I came across this interesting programming challenge and couldn't help but dig in and solve it for myself. The solution below is a re-write of the approach I found in this book. My first (less efficient) solution involved a breadth first traversal of a histogram "graph" storing visited & filled cells in a HashSet. 

	/**
	* Trapping Water
	*
	* A one-dimensional container is specified by an array of
	* n nonnegative integers, specifying the eight of each
	* unit-width rectangle. Design an algorithm for computing
	* the capacity of the container.
	*
	* Ex: (X = Occupied, ▤ = Water)
	*
	* X X
	* XXX XXX
	* XXXX X XXXX▤▤▤X
	* X XXXX X X ==> X▤XXXX▤X▤X ==> 1+2+1+3 = 7
	* XXXXXXXXX X XXXXXXXXX▤X
	* 12134451203
	*/
	public class TrappingWater {
	/**
	* The key to this problem is realizing that the water
	* poured into the "container" will flow out of bounds
	* on the left and right sides (index < 0 &
	* index > array.length). If we are able to find the
	* highest point in the array (maxVal), we can divide
	* the array into two segments (left and right) around
	* this midpoint. For both left & right, there will be
	* a region of increasing altitude, and decreasing
	* altitude. In the regions of decreasing altitude,
	* this is where water will be stored.

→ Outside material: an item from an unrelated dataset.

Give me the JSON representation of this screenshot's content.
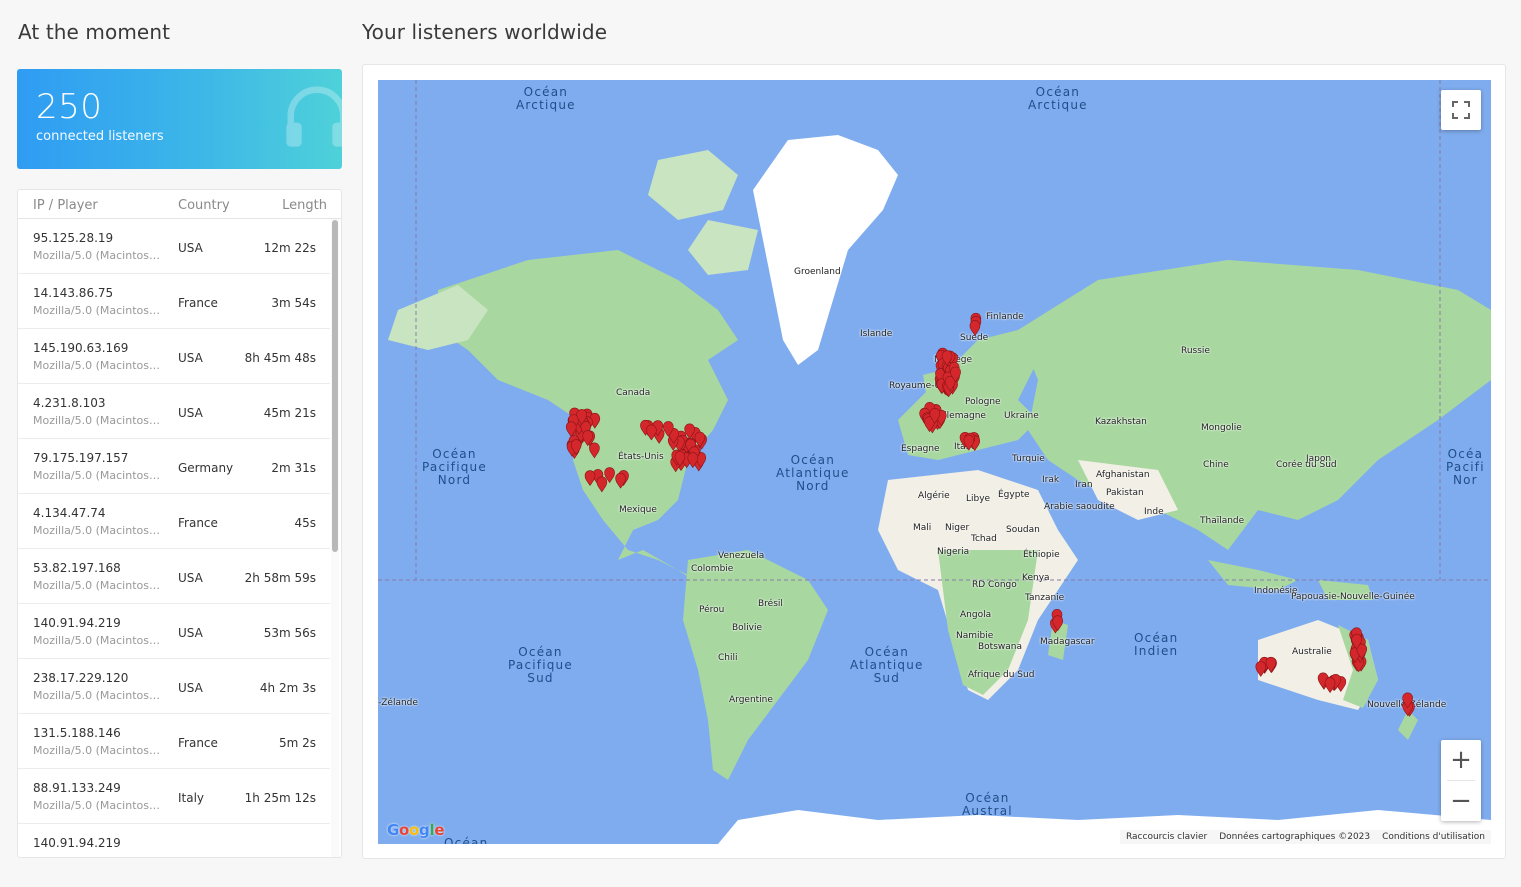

All we need to
	* do is find the local maxima in each left and right
	* region.
	*
	* Thus, the problem can be solved in 3 phases:
	* 1) Find the column index with the highest height
	* (maxIndex)
	* 2) Calculate water in the left hand side: For
	* i = [0, maxIndex-1] if we find a new local
	* maxima, store it, otherwise we have water
	* trapped and we can caluculate the volume
	* 3) Calculate water in the right hand side in a
	* similar manner for i = [maxIndex+1,
	* array.length-1]
	*
	* Solution is O(N) time, O(1) space
	*/
	private static int calculateWater(int[] heights) {
	// Arrays less than 3 can't contain water
	if (heights.length < 3 || heights == null) {
	return 0;
	}
	// 1) Calculate max height index
	int maxVal = 0, maxIndex = 0;
	for (int i = 0; i < heights.length; i++) {
	if (heights[i] > maxVal) {
	maxVal = heights[i];
	maxIndex = i;
	}
	}
	// 2) Calculate water in left portion of array
	int count = 0;
	int leftMax = 0;
	for (int i = 0; i < maxIndex - 1; i++) {
	if (heights[i] > leftMax) {
	leftMax = heights[i];
	} else {
	count += leftMax = heights[i];
	}
	}
	// 3) Calculate water in right portion of array
	int rightMax = 0;
	for (int i = heights.length - 1; i > maxIndex; i--) {
	if (heights[i] > rightMax) {
	rightMax = heights[i];
	} else {
	count += rightMax - heights[i];
	}
	}
	return count;
	}
	// --- Test code
	public static void main(String[] args) {
	int[] testData1 = {1};
	testCalculateWater(1, testData1, 0);
	int[] testData2 = {1, 2, 1, 3, 4, 4, 5, 1, 2, 0, 3};
	testCalculateWater(2, testData2, 7);
	int[] testData3 = {1, 2, 3, 4, 3, 2, 1};
	testCalculateWater(3, testData3, 0);
	int[] testData4 = {1, 0, 1, 0, 1, 0, 1, 0};
	testCalculateWater(4, testData4, 3);
	int[] testData5 = {Integer.MAX_VALUE,
	Integer.MAX_VALUE,
	Integer.MAX_VALUE,
	Integer.MAX_VALUE};
	testCalculateWater(5, testData5, 0);
	}
	private static void testCalculateWater(int testId,
	int[] input,
	int expectedVal) {
	int ret = calculateWater(input);
	if (ret == expectedVal) {
	System.out.println("PASS");
	} else {
	System.out.println(
	String.format(
	"Test %d: FAIL\n\tExpected return = %d\n\tActual return = %d",
	testId, expectedVal, ret)
	);
	}
	}
	}

view raw CalculateWater.java hosted with ❤ by GitHub

The follow up question to this is even more interesting:
"Solve this problem with an algorithm that accesses A's elements in order and can read an element only once. Use minimal additional space."